Santos e Nelma, na vida real, eram Sérgio de Oliveira Cabral Santos Filho, que hoje completa 54 anos numa cela no presídio de Bangu, onde a temperatura de verão oscila acima de 40 graus.

Tinha metade desse tempo de vida quando emergiu das urnas como deputado, nos anos 90. Terminou o terceiro mandato com pelo menos US$ 2 milhões (ou R$ 6,8 milhões) em contas secretas no exterior, conforme descritos nos inquéritos e processos em andamento na Justiça Federal. Por cada ano na Alerj, recebeu em média US$ 166 mil de origem suspeita.

Elegeu-se senador com 4,2 milhões de votos. No período em Brasília (2003 a 2006), seu patrimônio oculto fora do país subiu para US$ 7 milhões (R$ 23,8 milhões). Como senador passou a receber US$ 1,2 milhão por ano — aumento de 653% em relação ao tempo de deputado.

Disputou e ganhou o governo estadual. Eleito, permaneceu entre 1º de janeiro de 2007 a 3 de abril de 2014. Passou o cargo ao vice, Luiz Fernando Pezão, nove meses antes do fim do segundo mandato. Não precisaria mais usar o codinome Santos para desfrutar a fortuna que Nelma arrecadara na solidão do Laranjeiras, ao telefone com executivos das empresas de Eike Batista e de Marcelo Odebrecht, entre outras.
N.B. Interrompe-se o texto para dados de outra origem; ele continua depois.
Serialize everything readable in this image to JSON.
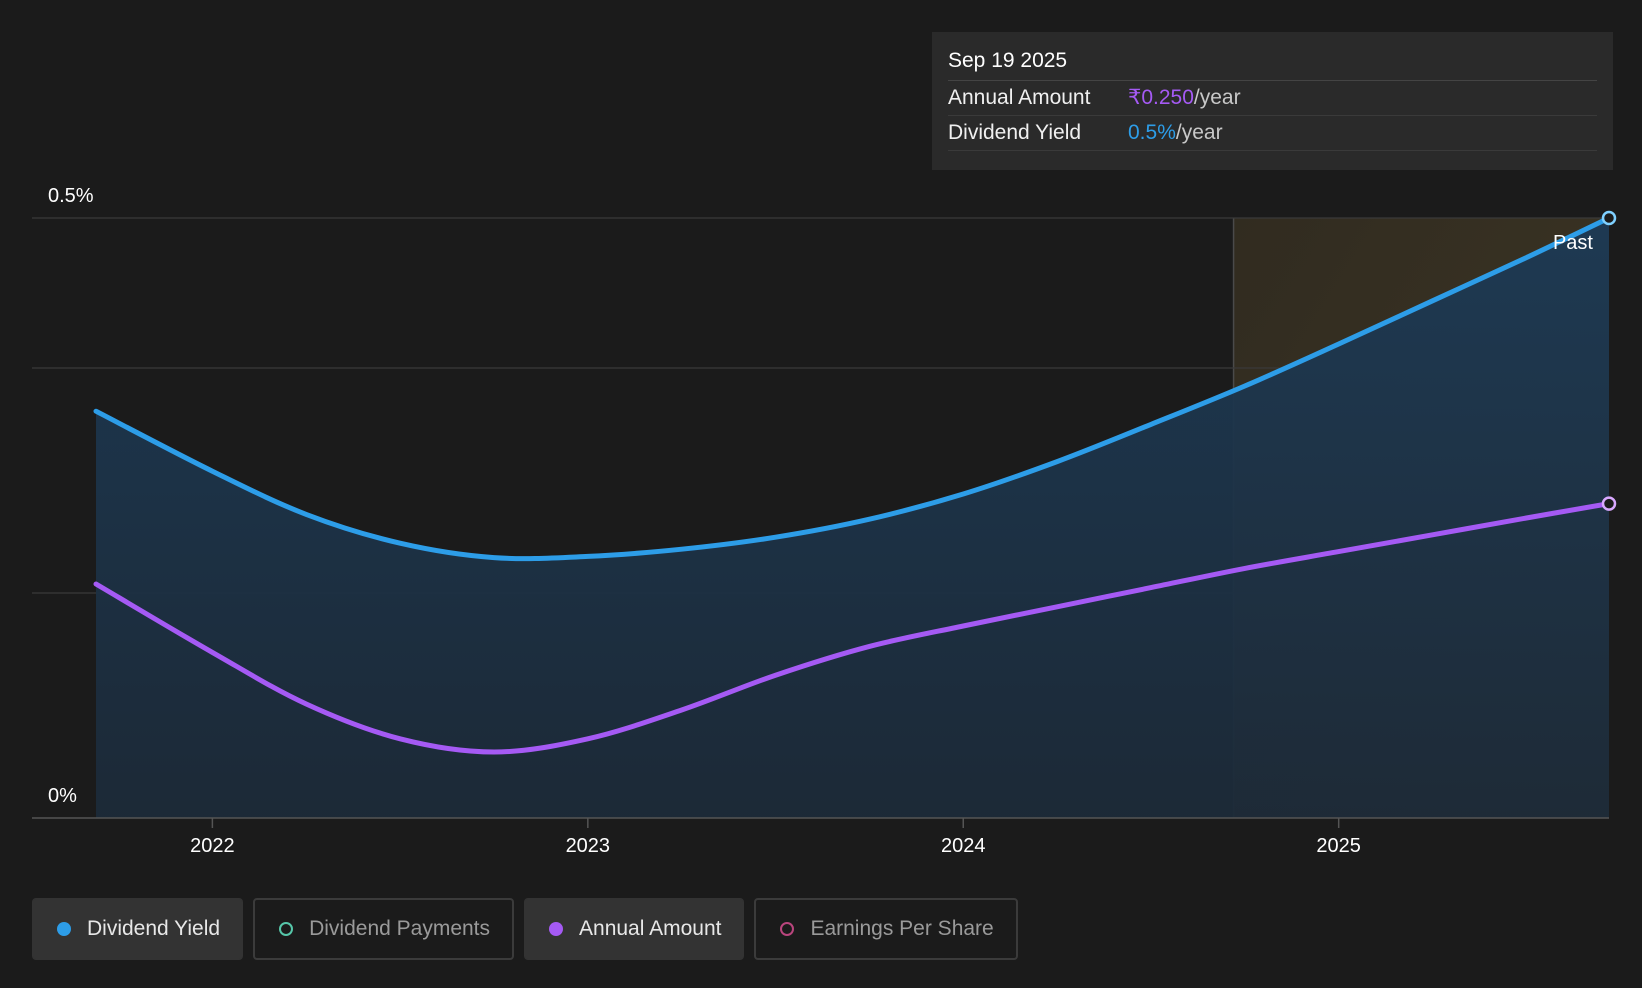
{
  "chart_data": {
    "type": "line",
    "y_tick_labels": [
      "0.5%",
      "0%"
    ],
    "ylim": [
      0,
      0.5
    ],
    "x_tick_labels": [
      "2022",
      "2023",
      "2024",
      "2025"
    ],
    "xlim": [
      2021.69,
      2025.72
    ],
    "past_label": "Past",
    "forecast_start_x": 2024.72,
    "grid": true,
    "series": [
      {
        "name": "Dividend Yield",
        "color": "#2d9de8",
        "fill": true,
        "x": [
          2021.69,
          2022.0,
          2022.25,
          2022.5,
          2022.75,
          2023.0,
          2023.25,
          2023.5,
          2023.75,
          2024.0,
          2024.25,
          2024.5,
          2024.75,
          2025.0,
          2025.25,
          2025.5,
          2025.72
        ],
        "y": [
          0.339,
          0.289,
          0.253,
          0.229,
          0.217,
          0.218,
          0.224,
          0.234,
          0.249,
          0.27,
          0.297,
          0.328,
          0.36,
          0.395,
          0.431,
          0.467,
          0.5
        ]
      },
      {
        "name": "Annual Amount",
        "color": "#a55af4",
        "fill": false,
        "x": [
          2021.69,
          2022.0,
          2022.25,
          2022.5,
          2022.75,
          2023.0,
          2023.25,
          2023.5,
          2023.75,
          2024.0,
          2024.25,
          2024.5,
          2024.75,
          2025.0,
          2025.25,
          2025.5,
          2025.72
        ],
        "y": [
          0.195,
          0.138,
          0.095,
          0.066,
          0.055,
          0.066,
          0.09,
          0.119,
          0.143,
          0.16,
          0.176,
          0.192,
          0.208,
          0.222,
          0.236,
          0.25,
          0.262
        ]
      }
    ]
  },
  "tooltip": {
    "date": "Sep 19 2025",
    "rows": [
      {
        "label": "Annual Amount",
        "value": "₹0.250",
        "suffix": "/year"
      },
      {
        "label": "Dividend Yield",
        "value": "0.5%",
        "suffix": "/year"
      }
    ]
  },
  "legend": [
    {
      "label": "Dividend Yield",
      "active": true,
      "color": "#2d9de8"
    },
    {
      "label": "Dividend Payments",
      "active": false,
      "color": "#56c6a9"
    },
    {
      "label": "Annual Amount",
      "active": true,
      "color": "#a55af4"
    },
    {
      "label": "Earnings Per Share",
      "active": false,
      "color": "#b9457d"
    }
  ]
}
Multiplicara sua riqueza 21 vezes no espaço de 84 meses. O movimento nas contas encobertas em bancos estrangeiros saltou de US$ 7 milhões para US$ 152 milhões (R$ 517 milhões). Como governador, coletou US$ 18,1 milhões, em média, a cada ano no palácio — 138% acima do patamar que alcançara quando era senador, e 10.803% mais que a arrecadação na Assembleia. No país do real, Cabral foi um meio-bilionário por um tempo. Voltou à realidade em Bangu-8.